President Barack Obama is to visit Orlando on Thursday to pay his respects to the families of the victims.

Mr Obama has said that while the shooting was the result of "terror and hate", there was no clear evidence that it was ordered by the so-called Islamic State group.

Most of the people fatally shot were Latino, more than half of them of Puerto Rican origin and at least four of them Mexican citizens

Meanwhile, flags were flown at half mast at Government Buildings today.

Books of condolence have been opened in cities and towns across the country.

Archbishop of Dublin Diarmuid Martin said he has asked for prayers to be said at all masses in the diocese this weekend for the victims.

In a statement, Dr Martin said: "People all over the world are shocked.

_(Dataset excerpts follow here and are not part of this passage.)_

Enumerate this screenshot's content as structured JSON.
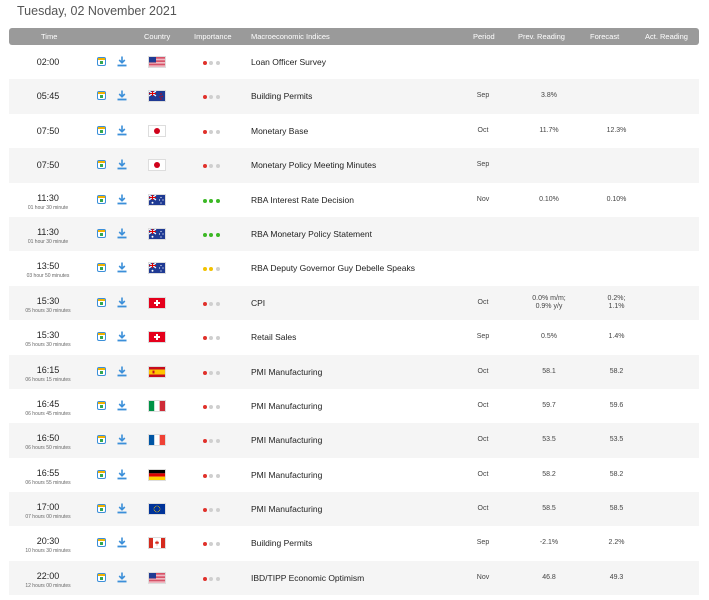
{
  "date_title": "Tuesday, 02 November 2021",
  "headers": {
    "time": "Time",
    "country": "Country",
    "importance": "Importance",
    "indices": "Macroeconomic Indices",
    "period": "Period",
    "prev": "Prev. Reading",
    "forecast": "Forecast",
    "act": "Act. Reading"
  },
  "colors": {
    "header_bg": "#9a9a9a",
    "importance_low": "#e0312b",
    "importance_high": "#3cb825",
    "importance_medium": "#f2c200",
    "importance_off": "#cfcfcf",
    "download": "#3b8fd9"
  },
  "rows": [
    {
      "time": "02:00",
      "sub": "",
      "flag": "us",
      "importance": "low",
      "event": "Loan Officer Survey",
      "period": "",
      "prev": "",
      "forecast": ""
    },
    {
      "time": "05:45",
      "sub": "",
      "flag": "nz",
      "importance": "low",
      "event": "Building Permits",
      "period": "Sep",
      "prev": "3.8%",
      "forecast": ""
    },
    {
      "time": "07:50",
      "sub": "",
      "flag": "jp",
      "importance": "low",
      "event": "Monetary Base",
      "period": "Oct",
      "prev": "11.7%",
      "forecast": "12.3%"
    },
    {
      "time": "07:50",
      "sub": "",
      "flag": "jp",
      "importance": "low",
      "event": "Monetary Policy Meeting Minutes",
      "period": "Sep",
      "prev": "",
      "forecast": ""
    },
    {
      "time": "11:30",
      "sub": "01 hour 30 minute",
      "flag": "au",
      "importance": "high",
      "event": "RBA Interest Rate Decision",
      "period": "Nov",
      "prev": "0.10%",
      "forecast": "0.10%"
    },
    {
      "time": "11:30",
      "sub": "01 hour 30 minute",
      "flag": "au",
      "importance": "high",
      "event": "RBA Monetary Policy Statement",
      "period": "",
      "prev": "",
      "forecast": ""
    },
    {
      "time": "13:50",
      "sub": "03 hour 50 minutes",
      "flag": "au",
      "importance": "medium",
      "event": "RBA Deputy Governor Guy Debelle Speaks",
      "period": "",
      "prev": "",
      "forecast": ""
    },
    {
      "time": "15:30",
      "sub": "05 hours 30 minutes",
      "flag": "ch",
      "importance": "low",
      "event": "CPI",
      "period": "Oct",
      "prev": "0.0% m/m;\n0.9% y/y",
      "forecast": "0.2%;\n1.1%"
    },
    {
      "time": "15:30",
      "sub": "05 hours 30 minutes",
      "flag": "ch",
      "importance": "low",
      "event": "Retail Sales",
      "period": "Sep",
      "prev": "0.5%",
      "forecast": "1.4%"
    },
    {
      "time": "16:15",
      "sub": "06 hours 15 minutes",
      "flag": "es",
      "importance": "low",
      "event": "PMI Manufacturing",
      "period": "Oct",
      "prev": "58.1",
      "forecast": "58.2"
    },
    {
      "time": "16:45",
      "sub": "06 hours 45 minutes",
      "flag": "it",
      "importance": "low",
      "event": "PMI Manufacturing",
      "period": "Oct",
      "prev": "59.7",
      "forecast": "59.6"
    },
    {
      "time": "16:50",
      "sub": "06 hours 50 minutes",
      "flag": "fr",
      "importance": "low",
      "event": "PMI Manufacturing",
      "period": "Oct",
      "prev": "53.5",
      "forecast": "53.5"
    },
    {
      "time": "16:55",
      "sub": "06 hours 55 minutes",
      "flag": "de",
      "importance": "low",
      "event": "PMI Manufacturing",
      "period": "Oct",
      "prev": "58.2",
      "forecast": "58.2"
    },
    {
      "time": "17:00",
      "sub": "07 hours 00 minutes",
      "flag": "eu",
      "importance": "low",
      "event": "PMI Manufacturing",
      "period": "Oct",
      "prev": "58.5",
      "forecast": "58.5"
    },
    {
      "time": "20:30",
      "sub": "10 hours 30 minutes",
      "flag": "ca",
      "importance": "low",
      "event": "Building Permits",
      "period": "Sep",
      "prev": "-2.1%",
      "forecast": "2.2%"
    },
    {
      "time": "22:00",
      "sub": "12 hours 00 minutes",
      "flag": "us",
      "importance": "low",
      "event": "IBD/TIPP Economic Optimism",
      "period": "Nov",
      "prev": "46.8",
      "forecast": "49.3"
    }
  ]
}
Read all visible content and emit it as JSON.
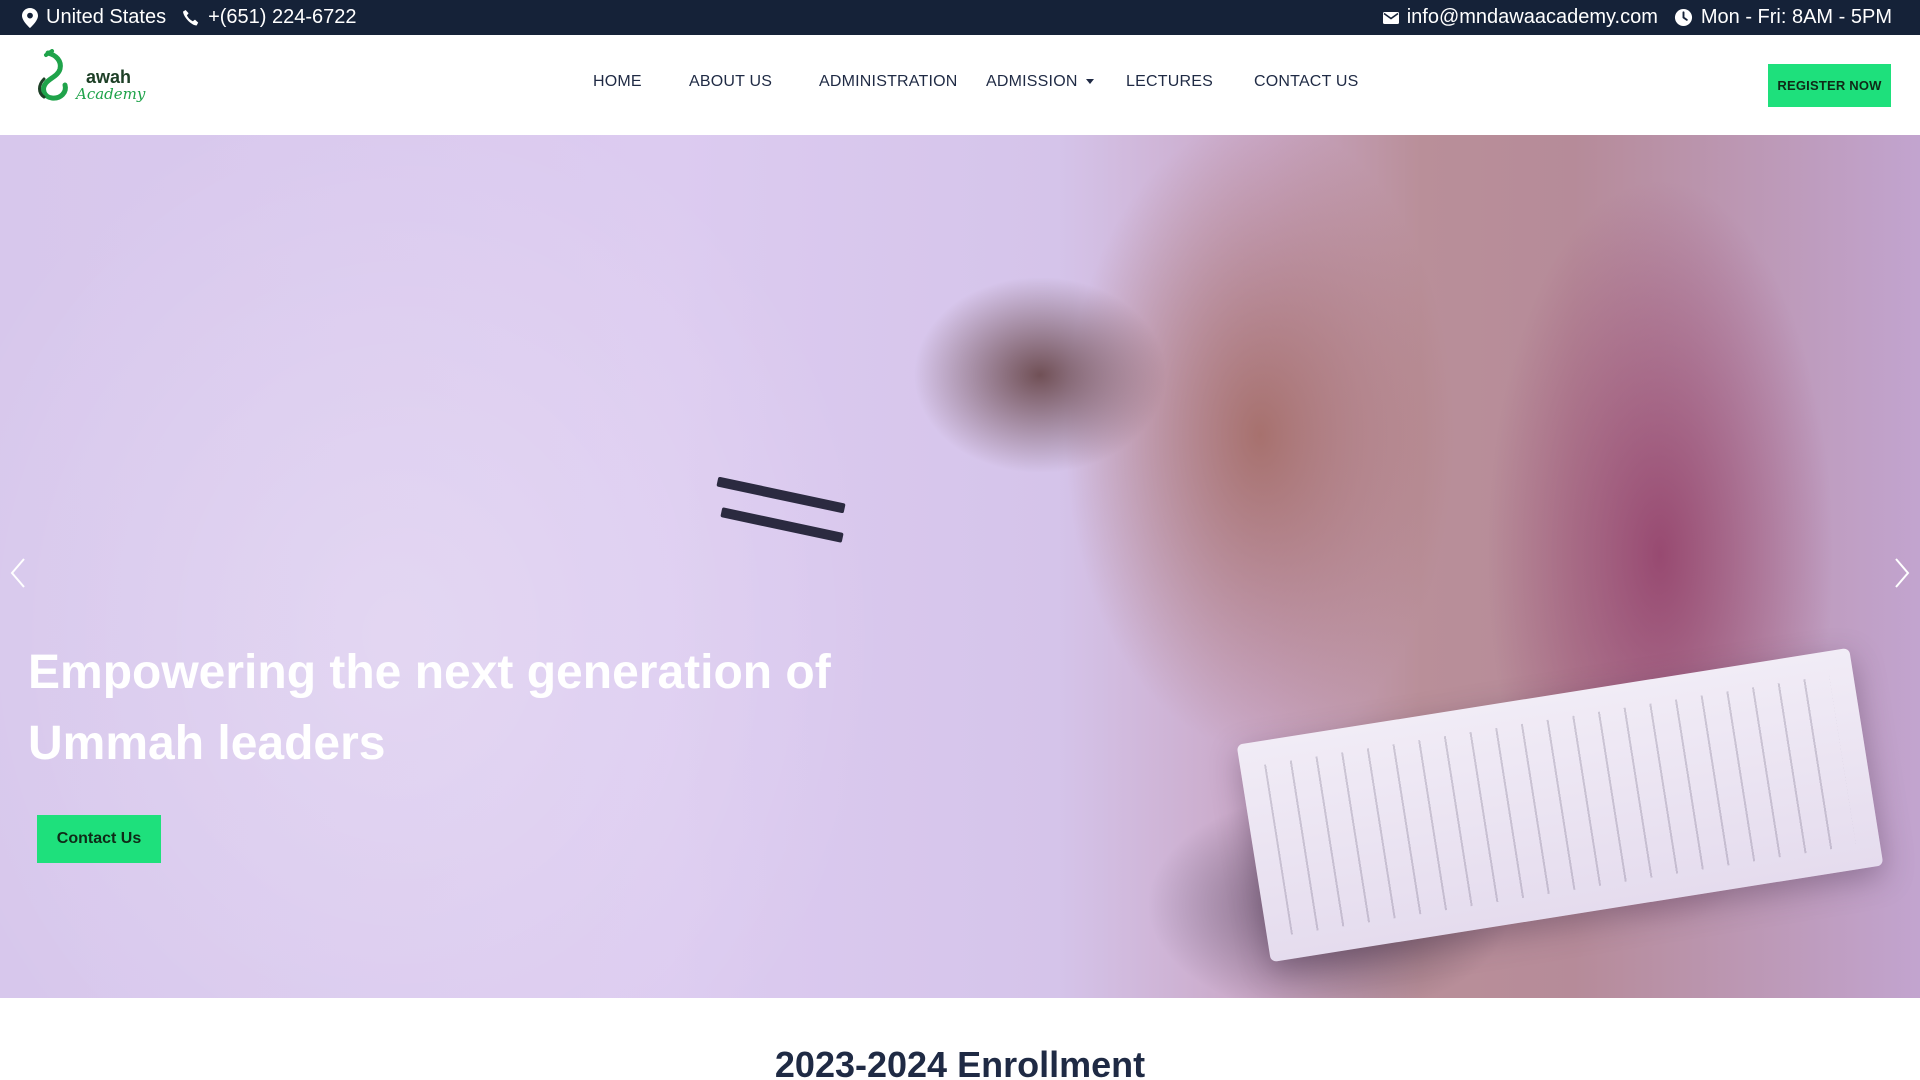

How do we explain that our modern society can somehow be held to ransom in successive gun attacks by individuals or small groups filed with hatred?"

Books of Condolence will open at the Pro-Cathedral "for those who wish to express their grief and outrage", he added.

Sydney Harbour Bridge was just one of a number of sites around the world lit up in rainbow colours as hundreds gathered for a vigil for the victims.
              
Sydney Town Hall was also swathed in pink light as Sydneysiders lit candles, listened to speeches and paid tribute to those killed in the worst mass shooting in recent US history.

Thousands of people gathered at the birthplace in New York of the gay rights movement last night to honor the Orlando victims, demand tolerance and call for tighter gun control.

The crowd packed the street outside The Stonewall Inn in Greenwich Village carrying rainbow pride flags and posters saying "We Stand With Orlando" as a number of LGBT activists addressed the rally.

Speakers called for US-wide tolerance of gay, lesbian and transgender rights, a ban on assault weapons, tougher background checks for those who purchase guns and stinging rebuke of Islamophobia in the US.

Leaders of the gathering, organised by the LGBT community, read out the names and ages of the 49 people who were killed.

"When thousands of people come together in love, in support, it is a renunciation of hatred," said Mayor Bill de Blasio, paying tribute to the dead, who included a nursing school student from Brooklyn. 

The Stonewall Inn considers itself the birthplace of the modern gay rights movement where members of the gay community rose up against harassment from police officers on 28 June 1969.

At the time, police raided gay bars when it was illegal to serve gay people alcohol or for gays to dance with each other, the Inn said.